Purpose: Fludarabine monophosphate (fludarabine) is an integral component of many reduced-intensity conditioning regimens for hematopoietic cell transplantation (HCT). Fludarabine's metabolite, 9-β-D-arabinofuranosyl-2-fluoroadenine (F-ara-A), undergoes cellular uptake and activation to form the active cytotoxic metabolite fludarabine triphosphate (F-ara-ATP), which inhibits cellular DNA synthesis in CD4⁺ and CD8⁺ cells. In this study, we evaluated whether fludarabine-based pharmacologic biomarkers were associated with clinical outcomes in HCT recipients. Methods: Participants with hematologic diseases were conditioned with fludarabine and low-dose total body irradiation (TBI) followed by allogeneic HCT and post-grafting immunosuppression. After fludarabine administration, we evaluated pharmacological biomarkers for fludarabine - F-ara-A area under the curve (AUC) and the ratio of circulating CD4⁺ and CD8⁺ cells (CD4⁺/CD8⁺ ratio) after fludarabine administration - in 102 patients; F-ara-ATP accumulation rate in enriched CD4⁺ and CD8⁺ cells was evaluated in 36 and 34 patients, respectively.

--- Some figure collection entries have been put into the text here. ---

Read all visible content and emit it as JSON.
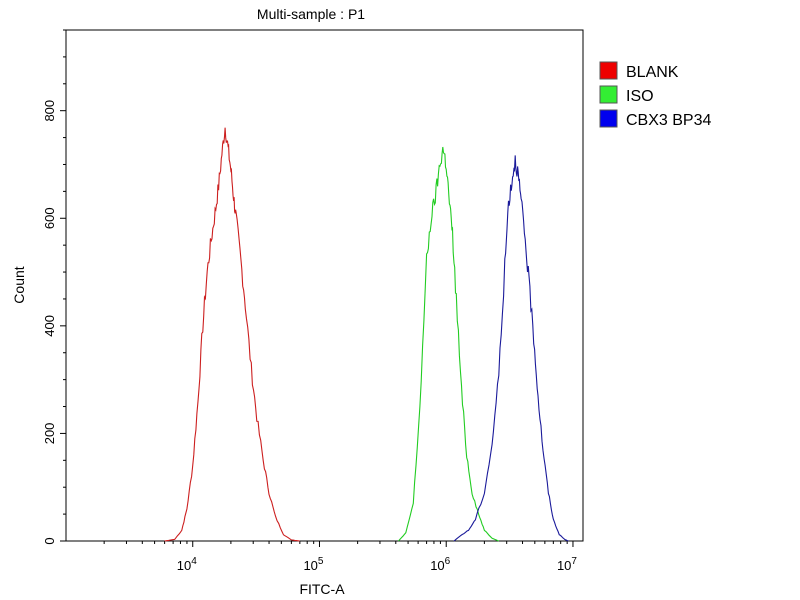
{
  "chart_data": {
    "type": "line",
    "title": "Multi-sample : P1",
    "xlabel": "FITC-A",
    "ylabel": "Count",
    "x_scale": "log",
    "xlim": [
      1000,
      12000000
    ],
    "ylim": [
      0,
      950
    ],
    "x_ticks": [
      {
        "value": 10000,
        "base": "10",
        "exp": "4"
      },
      {
        "value": 100000,
        "base": "10",
        "exp": "5"
      },
      {
        "value": 1000000,
        "base": "10",
        "exp": "6"
      },
      {
        "value": 10000000,
        "base": "10",
        "exp": "7"
      }
    ],
    "y_ticks": [
      0,
      200,
      400,
      600,
      800
    ],
    "legend_position": "top-right",
    "grid": false,
    "series": [
      {
        "name": "BLANK",
        "color": "#cc1f1f",
        "legend_color": "#ee0000",
        "points": [
          [
            6000,
            0
          ],
          [
            7200,
            3
          ],
          [
            8200,
            20
          ],
          [
            9000,
            60
          ],
          [
            10000,
            140
          ],
          [
            11000,
            260
          ],
          [
            12000,
            400
          ],
          [
            13000,
            500
          ],
          [
            14000,
            560
          ],
          [
            15000,
            610
          ],
          [
            16000,
            660
          ],
          [
            17000,
            720
          ],
          [
            18000,
            770
          ],
          [
            19000,
            730
          ],
          [
            20000,
            690
          ],
          [
            21000,
            640
          ],
          [
            22000,
            600
          ],
          [
            24000,
            520
          ],
          [
            26000,
            440
          ],
          [
            29000,
            320
          ],
          [
            32000,
            230
          ],
          [
            36000,
            150
          ],
          [
            40000,
            90
          ],
          [
            45000,
            45
          ],
          [
            52000,
            12
          ],
          [
            60000,
            2
          ],
          [
            70000,
            0
          ]
        ]
      },
      {
        "name": "ISO",
        "color": "#22cc22",
        "legend_color": "#33ee33",
        "points": [
          [
            420000,
            0
          ],
          [
            480000,
            15
          ],
          [
            550000,
            70
          ],
          [
            620000,
            250
          ],
          [
            700000,
            520
          ],
          [
            760000,
            600
          ],
          [
            820000,
            640
          ],
          [
            880000,
            690
          ],
          [
            940000,
            730
          ],
          [
            1000000,
            700
          ],
          [
            1060000,
            630
          ],
          [
            1120000,
            570
          ],
          [
            1200000,
            450
          ],
          [
            1320000,
            280
          ],
          [
            1450000,
            160
          ],
          [
            1600000,
            90
          ],
          [
            1800000,
            50
          ],
          [
            2000000,
            20
          ],
          [
            2300000,
            5
          ],
          [
            2600000,
            0
          ]
        ]
      },
      {
        "name": "CBX3 BP34",
        "color": "#1a1a9a",
        "legend_color": "#0000ee",
        "points": [
          [
            1150000,
            0
          ],
          [
            1300000,
            10
          ],
          [
            1500000,
            20
          ],
          [
            1700000,
            40
          ],
          [
            2000000,
            90
          ],
          [
            2300000,
            180
          ],
          [
            2600000,
            310
          ],
          [
            2900000,
            510
          ],
          [
            3100000,
            630
          ],
          [
            3300000,
            670
          ],
          [
            3500000,
            710
          ],
          [
            3700000,
            680
          ],
          [
            3900000,
            630
          ],
          [
            4200000,
            560
          ],
          [
            4500000,
            480
          ],
          [
            4900000,
            380
          ],
          [
            5300000,
            270
          ],
          [
            5800000,
            170
          ],
          [
            6400000,
            90
          ],
          [
            7000000,
            40
          ],
          [
            7800000,
            12
          ],
          [
            8600000,
            3
          ],
          [
            9200000,
            0
          ]
        ]
      }
    ]
  }
}
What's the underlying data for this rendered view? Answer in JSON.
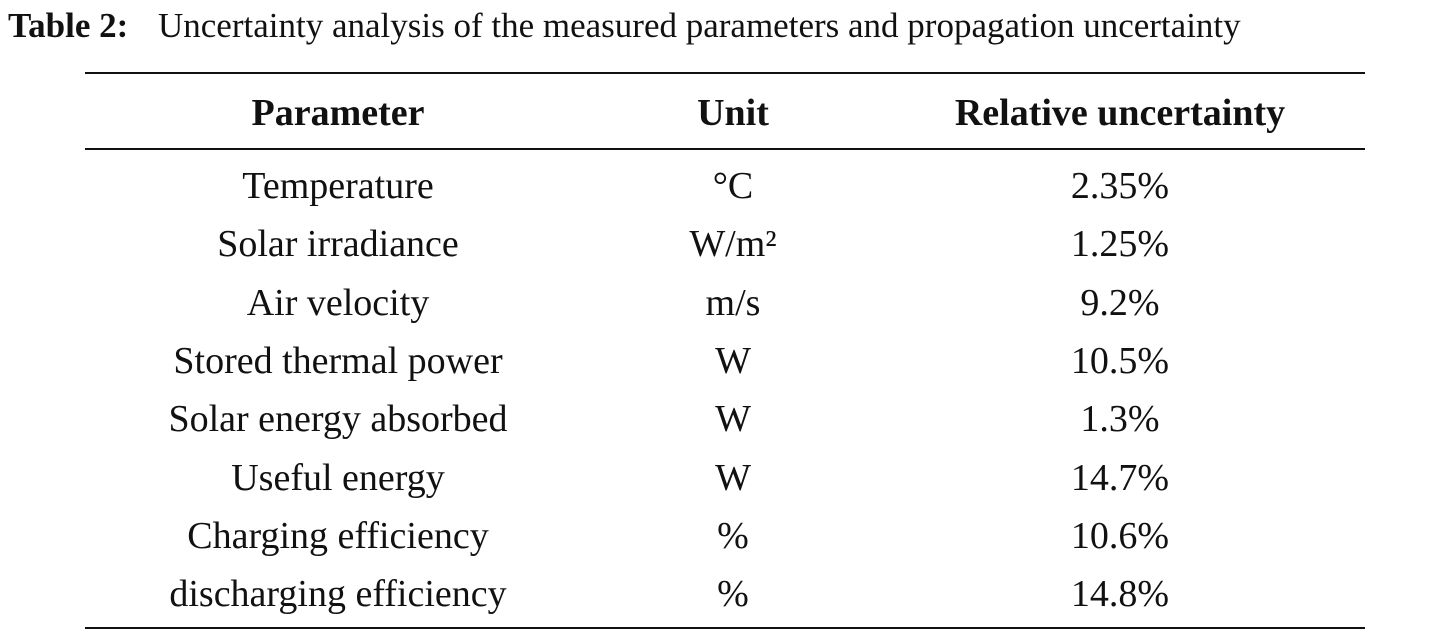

Results: Interpatient variability in the pharmacological biomarkers was high, ranging from 3.7-fold (F-ara-A AUC) to 39-fold (F-ara-ATP in CD8⁺ cells). Circulating CD8⁺ cells were more sensitive to fludarabine administration. A population pharmacokinetic-based sampling schedule successfully allowed for estimation of F-ara-A AUC in this outpatient population. There was a poor correlation between the F-ara-AUC and the F-ara-ATP accumulation rate in CD4⁺ (R ² = 0.01) and CD8⁺ cells (R ² = 0.00). No associations were seen between the four biomarkers and clinical outcomes (day +28 donor T cell chimerism, acute graft-versus-host disease (GVHD), neutrophil nadirs, cytomegalovirus reactivation, chronic GVHD, relapse, non-relapse mortality, or overall mortality). Conclusions: Considerable interpatient variability exists in pharmacokinetic and fludarabine-based biomarkers, but these biomarkers are not associated with clinical outcomes in fludarabine/TBI-conditioned patients.